Un contrôle rigoureux et des sanctions dissuasives
Pour garantir l’efficacité de la CSDDD, un système de contrôle et de sanctions a été prévu. Chaque État membre devra désigner une autorité de contrôle nationale, tandis qu’un réseau européen coordonnera les efforts au niveau de l’Union.
Les sanctions financières pourront atteindre jusqu’à 5% du chiffre d’affaires mondial de l’entreprise en infraction, une mesure dissuasive inspirée du RGPD. De plus, la Commission européenne prévoit d’utiliser le principe du « Name and Shame », rendant publics les noms des entreprises ne respectant pas leurs obligations.

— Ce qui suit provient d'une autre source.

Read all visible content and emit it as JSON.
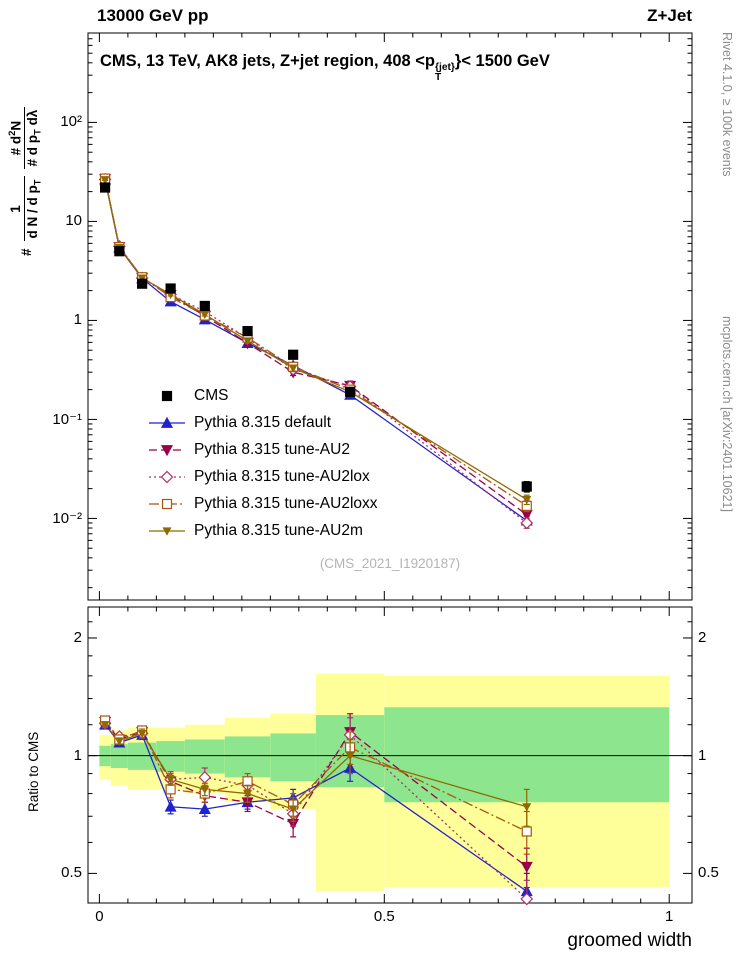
{
  "header": {
    "left": "13000 GeV pp",
    "right": "Z+Jet"
  },
  "title": {
    "main": "CMS, 13 TeV, AK8 jets, Z+jet region, 408 <p",
    "sup": "{jet}",
    "sub": "T",
    "tail": "}< 1500 GeV"
  },
  "watermark": "(CMS_2021_I1920187)",
  "side_texts": {
    "top": "Rivet 4.1.0, ≥ 100k events",
    "bottom": "mcplots.cern.ch [arXiv:2401.10621]"
  },
  "axis": {
    "xlabel": "groomed width",
    "ratio_ylabel": "Ratio to CMS",
    "ylabel": {
      "hash": "#",
      "f1_num": "1",
      "f1_den": "d N / d p",
      "f1_den_sub": "T",
      "f2_num_a": "# d",
      "f2_num_sup": "2",
      "f2_num_b": "N",
      "f2_den_a": "# d p",
      "f2_den_sub": "T",
      "f2_den_b": " dλ"
    },
    "top_yticks": [
      {
        "label": "10²",
        "value": 100
      },
      {
        "label": "10",
        "value": 10
      },
      {
        "label": "1",
        "value": 1
      },
      {
        "label": "10⁻¹",
        "value": 0.1
      },
      {
        "label": "10⁻²",
        "value": 0.01
      }
    ],
    "ratio_yticks": [
      {
        "label": "2",
        "value": 2
      },
      {
        "label": "1",
        "value": 1
      },
      {
        "label": "0.5",
        "value": 0.5
      }
    ],
    "xticks": [
      {
        "label": "0",
        "value": 0
      },
      {
        "label": "0.5",
        "value": 0.5
      },
      {
        "label": "1",
        "value": 1
      }
    ]
  },
  "chart_data": {
    "type": "line",
    "title": "CMS, 13 TeV, AK8 jets, Z+jet region, 408 <p_T^{jet} < 1500 GeV",
    "xlabel": "groomed width",
    "ylabel": "1/(dN/dp_T) d²N/(dp_T dλ)",
    "ratio_ylabel": "Ratio to CMS",
    "xlim": [
      -0.02,
      1.04
    ],
    "top_ylim": [
      0.0015,
      800
    ],
    "ratio_ylim": [
      0.42,
      2.4
    ],
    "bin_edges": [
      0,
      0.02,
      0.05,
      0.1,
      0.15,
      0.22,
      0.3,
      0.38,
      0.5,
      1.0
    ],
    "x": [
      0.01,
      0.035,
      0.075,
      0.125,
      0.185,
      0.26,
      0.34,
      0.44,
      0.75
    ],
    "cms": {
      "label": "CMS",
      "color": "#000000",
      "y": [
        22,
        5.0,
        2.35,
        2.1,
        1.4,
        0.78,
        0.45,
        0.19,
        0.021
      ],
      "yerr_rel": [
        0.06,
        0.05,
        0.05,
        0.05,
        0.05,
        0.06,
        0.07,
        0.09,
        0.12
      ]
    },
    "series": [
      {
        "name": "Pythia 8.315 default",
        "color": "#2222cc",
        "marker": "triangle-up",
        "open": false,
        "dash": "solid",
        "scale": 1,
        "y": [
          26.4,
          5.4,
          2.66,
          1.55,
          1.02,
          0.59,
          0.35,
          0.177,
          0.0095
        ],
        "ratio": [
          1.2,
          1.08,
          1.13,
          0.74,
          0.73,
          0.76,
          0.78,
          0.93,
          0.45
        ],
        "ratio_err": [
          0.02,
          0.02,
          0.03,
          0.03,
          0.03,
          0.03,
          0.04,
          0.07,
          0.05
        ]
      },
      {
        "name": "Pythia 8.315 tune-AU2",
        "color": "#99004c",
        "marker": "triangle-down",
        "open": false,
        "dash": "dashed",
        "scale": 1,
        "y": [
          26.8,
          5.5,
          2.7,
          1.81,
          1.11,
          0.59,
          0.3,
          0.219,
          0.0109
        ],
        "ratio": [
          1.22,
          1.1,
          1.15,
          0.86,
          0.79,
          0.76,
          0.67,
          1.15,
          0.52
        ],
        "ratio_err": [
          0.02,
          0.02,
          0.03,
          0.03,
          0.03,
          0.04,
          0.05,
          0.13,
          0.06
        ]
      },
      {
        "name": "Pythia 8.315 tune-AU2lox",
        "color": "#aa3366",
        "marker": "diamond",
        "open": true,
        "dash": "dotted",
        "scale": 1,
        "y": [
          26.6,
          5.6,
          2.68,
          1.83,
          1.23,
          0.66,
          0.32,
          0.215,
          0.009
        ],
        "ratio": [
          1.21,
          1.12,
          1.14,
          0.87,
          0.88,
          0.84,
          0.71,
          1.13,
          0.43
        ],
        "ratio_err": [
          0.02,
          0.02,
          0.03,
          0.04,
          0.05,
          0.04,
          0.05,
          0.12,
          0.05
        ]
      },
      {
        "name": "Pythia 8.315 tune-AU2loxx",
        "color": "#aa5511",
        "marker": "square",
        "open": true,
        "dash": "dashdot",
        "scale": 1,
        "y": [
          27.1,
          5.5,
          2.73,
          1.72,
          1.12,
          0.67,
          0.34,
          0.2,
          0.0134
        ],
        "ratio": [
          1.23,
          1.1,
          1.16,
          0.82,
          0.8,
          0.86,
          0.75,
          1.05,
          0.64
        ],
        "ratio_err": [
          0.02,
          0.02,
          0.03,
          0.04,
          0.04,
          0.04,
          0.05,
          0.1,
          0.08
        ]
      },
      {
        "name": "Pythia 8.315 tune-AU2m",
        "color": "#8f6a00",
        "marker": "triangle-down",
        "open": false,
        "dash": "solid",
        "scale": 0.7,
        "y": [
          26.4,
          5.45,
          2.68,
          1.83,
          1.15,
          0.62,
          0.33,
          0.19,
          0.0155
        ],
        "ratio": [
          1.2,
          1.09,
          1.14,
          0.87,
          0.82,
          0.8,
          0.73,
          1.0,
          0.74
        ],
        "ratio_err": [
          0.02,
          0.02,
          0.03,
          0.03,
          0.03,
          0.04,
          0.05,
          0.1,
          0.08
        ]
      }
    ],
    "bands": {
      "yellow_color": "#ffff99",
      "green_color": "#8de68d",
      "yellow": [
        [
          0.87,
          1.13
        ],
        [
          0.84,
          1.16
        ],
        [
          0.82,
          1.18
        ],
        [
          0.82,
          1.18
        ],
        [
          0.8,
          1.2
        ],
        [
          0.76,
          1.25
        ],
        [
          0.73,
          1.28
        ],
        [
          0.45,
          1.62
        ],
        [
          0.46,
          1.6
        ]
      ],
      "green": [
        [
          0.94,
          1.06
        ],
        [
          0.93,
          1.07
        ],
        [
          0.92,
          1.08
        ],
        [
          0.91,
          1.09
        ],
        [
          0.9,
          1.1
        ],
        [
          0.88,
          1.12
        ],
        [
          0.86,
          1.14
        ],
        [
          0.83,
          1.27
        ],
        [
          0.76,
          1.33
        ]
      ]
    }
  }
}
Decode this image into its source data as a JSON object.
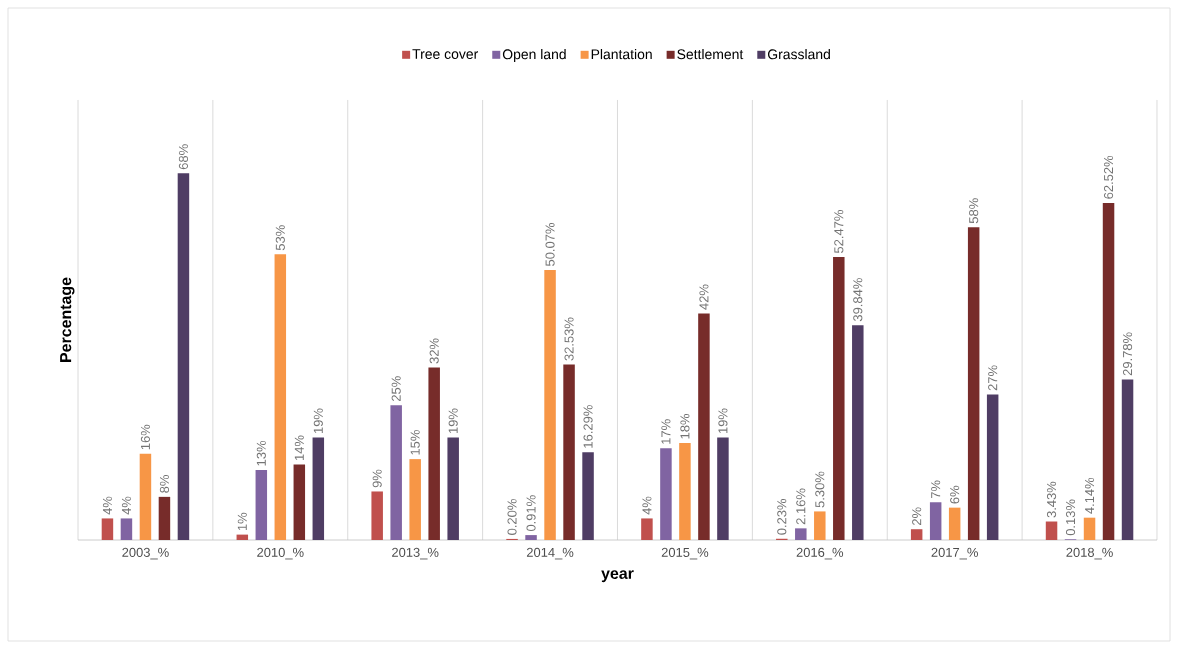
{
  "chart_data": {
    "type": "bar",
    "xlabel": "year",
    "ylabel": "Percentage",
    "categories": [
      "2003_%",
      "2010_%",
      "2013_%",
      "2014_%",
      "2015_%",
      "2016_%",
      "2017_%",
      "2018_%"
    ],
    "series": [
      {
        "name": "Tree cover",
        "color": "#c0504d",
        "values": [
          4,
          1,
          9,
          0.2,
          4,
          0.23,
          2,
          3.43
        ],
        "value_labels": [
          "4%",
          "1%",
          "9%",
          "0.20%",
          "4%",
          "0.23%",
          "2%",
          "3.43%"
        ]
      },
      {
        "name": "Open land",
        "color": "#8064a2",
        "values": [
          4,
          13,
          25,
          0.91,
          17,
          2.16,
          7,
          0.13
        ],
        "value_labels": [
          "4%",
          "13%",
          "25%",
          "0.91%",
          "17%",
          "2.16%",
          "7%",
          "0.13%"
        ]
      },
      {
        "name": "Plantation",
        "color": "#f79646",
        "values": [
          16,
          53,
          15,
          50.07,
          18,
          5.3,
          6,
          4.14
        ],
        "value_labels": [
          "16%",
          "53%",
          "15%",
          "50.07%",
          "18%",
          "5.30%",
          "6%",
          "4.14%"
        ]
      },
      {
        "name": "Settlement",
        "color": "#772c2a",
        "values": [
          8,
          14,
          32,
          32.53,
          42,
          52.47,
          58,
          62.52
        ],
        "value_labels": [
          "8%",
          "14%",
          "32%",
          "32.53%",
          "42%",
          "52.47%",
          "58%",
          "62.52%"
        ]
      },
      {
        "name": "Grassland",
        "color": "#4f3d64",
        "values": [
          68,
          19,
          19,
          16.29,
          19,
          39.84,
          27,
          29.78
        ],
        "value_labels": [
          "68%",
          "19%",
          "19%",
          "16.29%",
          "19%",
          "39.84%",
          "27%",
          "29.78%"
        ]
      }
    ],
    "grid": "x",
    "legend": "top"
  }
}
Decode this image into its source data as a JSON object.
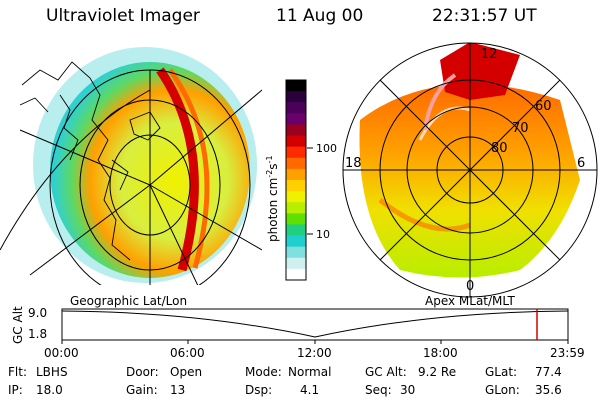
{
  "header": {
    "instrument": "Ultraviolet Imager",
    "date": "11 Aug 00",
    "time": "22:31:57 UT"
  },
  "colorbar": {
    "unit": "photon cm",
    "unit_exp1": "-2",
    "unit_s": "s",
    "unit_exp2": "-1",
    "tick_100": "100",
    "tick_10": "10",
    "colors": [
      "#000000",
      "#2b003a",
      "#4b005a",
      "#6a006a",
      "#9a0020",
      "#d40000",
      "#ff2a00",
      "#ff6a00",
      "#ffa000",
      "#ffd000",
      "#f0f000",
      "#b8ee00",
      "#60e000",
      "#20d080",
      "#20d0d0",
      "#80e0e0",
      "#d0f0f0",
      "#ffffff"
    ]
  },
  "panels": {
    "left_label": "Geographic Lat/Lon",
    "right_label": "Apex MLat/MLT"
  },
  "polar_labels": {
    "top": "12",
    "bottom": "0",
    "left": "18",
    "right": "6",
    "lat60": "60",
    "lat70": "70",
    "lat80": "80"
  },
  "orbit": {
    "axis_title": "GC Alt",
    "y_top": "9.0",
    "y_bottom": "1.8",
    "x_ticks": [
      "00:00",
      "06:00",
      "12:00",
      "18:00",
      "23:59"
    ],
    "marker_time_hours": 22.53
  },
  "info": {
    "flt_label": "Flt:",
    "flt_value": "LBHS",
    "ip_label": "IP:",
    "ip_value": "18.0",
    "door_label": "Door:",
    "door_value": "Open",
    "gain_label": "Gain:",
    "gain_value": "13",
    "mode_label": "Mode:",
    "mode_value": "Normal",
    "dsp_label": "Dsp:",
    "dsp_value": "4.1",
    "gcalt_label": "GC Alt:",
    "gcalt_value": "9.2 Re",
    "seq_label": "Seq:",
    "seq_value": "30",
    "glat_label": "GLat:",
    "glat_value": "77.4",
    "glon_label": "GLon:",
    "glon_value": "35.6"
  }
}
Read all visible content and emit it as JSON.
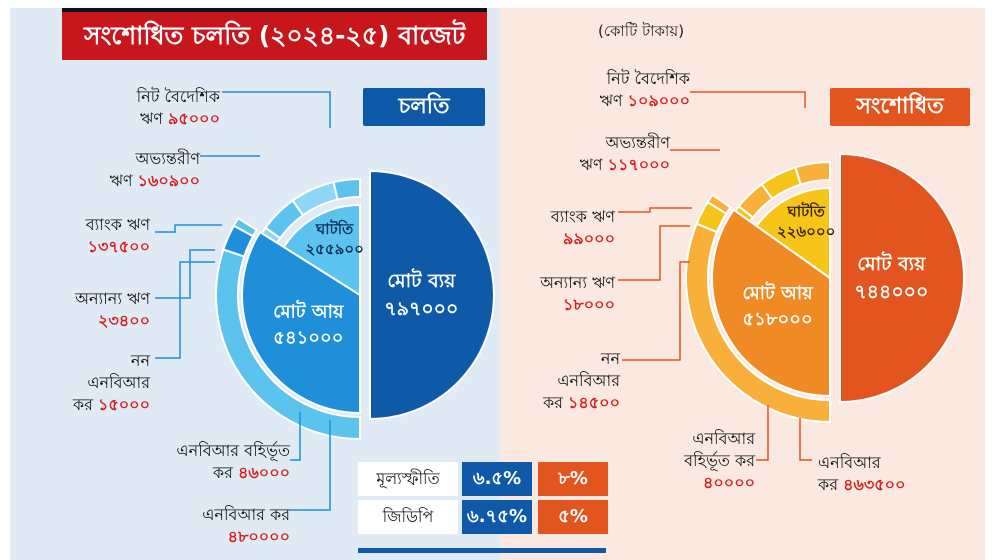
{
  "header": {
    "title": "সংশোধিত চলতি (২০২৪-২৫) বাজেট",
    "unit": "(কোটি টাকায়)"
  },
  "panels": {
    "current_tag": "চলতি",
    "revised_tag": "সংশোধিত"
  },
  "chart_data": [
    {
      "type": "pie",
      "name": "চলতি",
      "center_labels": {
        "expenditure": [
          "মোট ব্যয়",
          "৭৯৭০০০"
        ],
        "income": [
          "মোট আয়",
          "৫৪১০০০"
        ],
        "deficit": [
          "ঘাটতি",
          "২৫৫৯০০"
        ]
      },
      "expenditure": 797000,
      "income": 541000,
      "deficit": 255900,
      "income_breakdown": [
        {
          "label": "এনবিআর কর",
          "value": 480000,
          "text": "৪৮০০০০"
        },
        {
          "label": "এনবিআর বহির্ভূত কর",
          "value": 46000,
          "text": "৪৬০০০"
        },
        {
          "label": "নন এনবিআর কর",
          "value": 15000,
          "text": "১৫০০০"
        }
      ],
      "deficit_breakdown": [
        {
          "label": "অন্যান্য ঋণ",
          "value": 23400,
          "text": "২৩৪০০"
        },
        {
          "label": "ব্যাংক ঋণ",
          "value": 137500,
          "text": "১৩৭৫০০"
        },
        {
          "label": "অভ্যন্তরীণ ঋণ",
          "value": 160900,
          "text": "১৬০৯০০"
        },
        {
          "label": "নিট বৈদেশিক ঋণ",
          "value": 95000,
          "text": "৯৫০০০"
        }
      ]
    },
    {
      "type": "pie",
      "name": "সংশোধিত",
      "center_labels": {
        "expenditure": [
          "মোট ব্যয়",
          "৭৪৪০০০"
        ],
        "income": [
          "মোট আয়",
          "৫১৮০০০"
        ],
        "deficit": [
          "ঘাটতি",
          "২২৬০০০"
        ]
      },
      "expenditure": 744000,
      "income": 518000,
      "deficit": 226000,
      "income_breakdown": [
        {
          "label": "এনবিআর কর",
          "value": 463500,
          "text": "৪৬৩৫০০"
        },
        {
          "label": "এনবিআর বহির্ভূত কর",
          "value": 40000,
          "text": "৪০০০০"
        },
        {
          "label": "নন এনবিআর কর",
          "value": 14500,
          "text": "১৪৫০০"
        }
      ],
      "deficit_breakdown": [
        {
          "label": "অন্যান্য ঋণ",
          "value": 18000,
          "text": "১৮০০০"
        },
        {
          "label": "ব্যাংক ঋণ",
          "value": 99000,
          "text": "৯৯০০০"
        },
        {
          "label": "অভ্যন্তরীণ ঋণ",
          "value": 117000,
          "text": "১১৭০০০"
        },
        {
          "label": "নিট বৈদেশিক ঋণ",
          "value": 109000,
          "text": "১০৯০০০"
        }
      ]
    }
  ],
  "labels_left": {
    "foreign_a": "নিট বৈদেশিক",
    "foreign_b": "ঋণ",
    "foreign_v": "৯৫০০০",
    "domestic_a": "অভ্যন্তরীণ",
    "domestic_b": "ঋণ",
    "domestic_v": "১৬০৯০০",
    "bank_a": "ব্যাংক ঋণ",
    "bank_v": "১৩৭৫০০",
    "other_a": "অন্যান্য ঋণ",
    "other_v": "২৩৪০০",
    "non_a": "নন",
    "non_b": "এনবিআর",
    "non_c": "কর",
    "non_v": "১৫০০০",
    "outside_a": "এনবিআর বহির্ভূত",
    "outside_b": "কর",
    "outside_v": "৪৬০০০",
    "nbr_a": "এনবিআর কর",
    "nbr_v": "৪৮০০০০"
  },
  "labels_right": {
    "foreign_a": "নিট বৈদেশিক",
    "foreign_b": "ঋণ",
    "foreign_v": "১০৯০০০",
    "domestic_a": "অভ্যন্তরীণ",
    "domestic_b": "ঋণ",
    "domestic_v": "১১৭০০০",
    "bank_a": "ব্যাংক ঋণ",
    "bank_v": "৯৯০০০",
    "other_a": "অন্যান্য ঋণ",
    "other_v": "১৮০০০",
    "non_a": "নন",
    "non_b": "এনবিআর",
    "non_c": "কর",
    "non_v": "১৪৫০০",
    "outside_a": "এনবিআর",
    "outside_b": "বহির্ভূত কর",
    "outside_v": "৪০০০০",
    "nbr_a": "এনবিআর",
    "nbr_b": "কর",
    "nbr_v": "৪৬৩৫০০"
  },
  "indicators": {
    "rows": [
      {
        "name": "মূল্যস্ফীতি",
        "current": "৬.৫%",
        "revised": "৮%"
      },
      {
        "name": "জিডিপি",
        "current": "৬.৭৫%",
        "revised": "৫%"
      }
    ]
  },
  "colors": {
    "title_bg": "#c8161d",
    "left_panel": "#dfeaf4",
    "right_panel": "#fbe9e1",
    "blue_dark": "#0f5aa8",
    "blue_mid": "#1e8fd8",
    "blue_light": "#5cc3ef",
    "orange_dark": "#e2551e",
    "orange_mid": "#f08a24",
    "yellow": "#f7c51a",
    "value_red": "#d71d1d"
  }
}
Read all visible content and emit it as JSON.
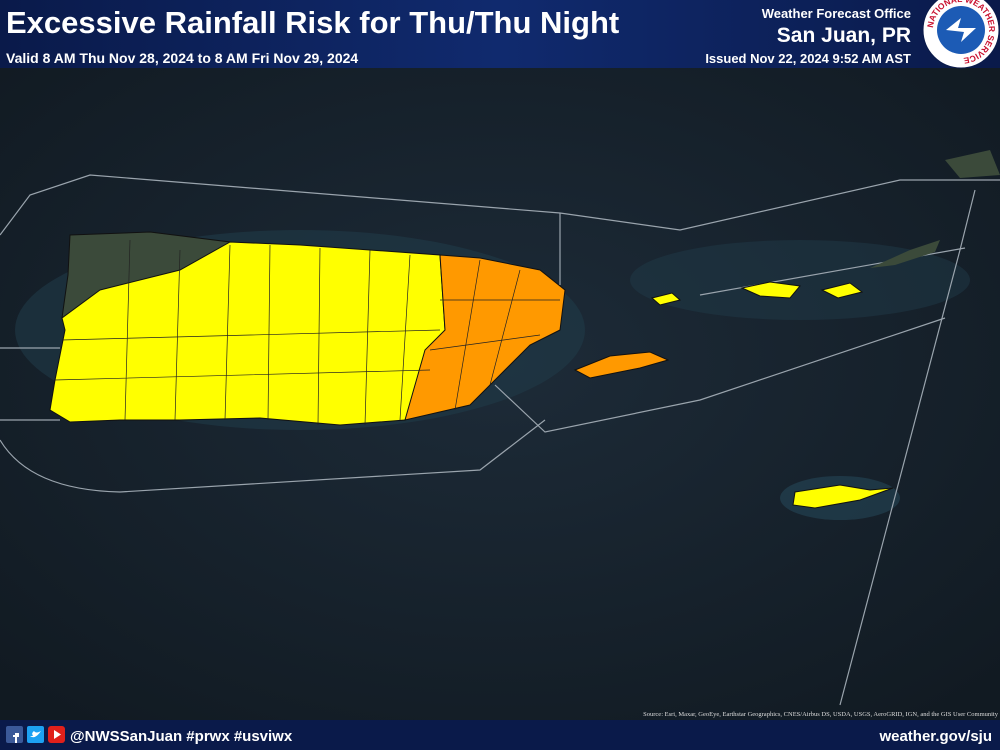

Bien que la responsabilité civile directe des entreprises en cas de dommages n’ait pas été retenue dans la version finale de la directive, les États membres restent libres d’inclure cette disposition dans leur transposition nationale.
La CSDDD représente un changement de paradigme pour les grandes entreprises opérant en Europe. Elle les oblige à intégrer pleinement les enjeux de durabilité et de respect des droits humains dans leur stratégie et leurs opérations quotidiennes. Cette directive marque une étape décisive vers une économie plus responsable et durable, alignée sur les objectifs ambitieux de l’European Green Deal.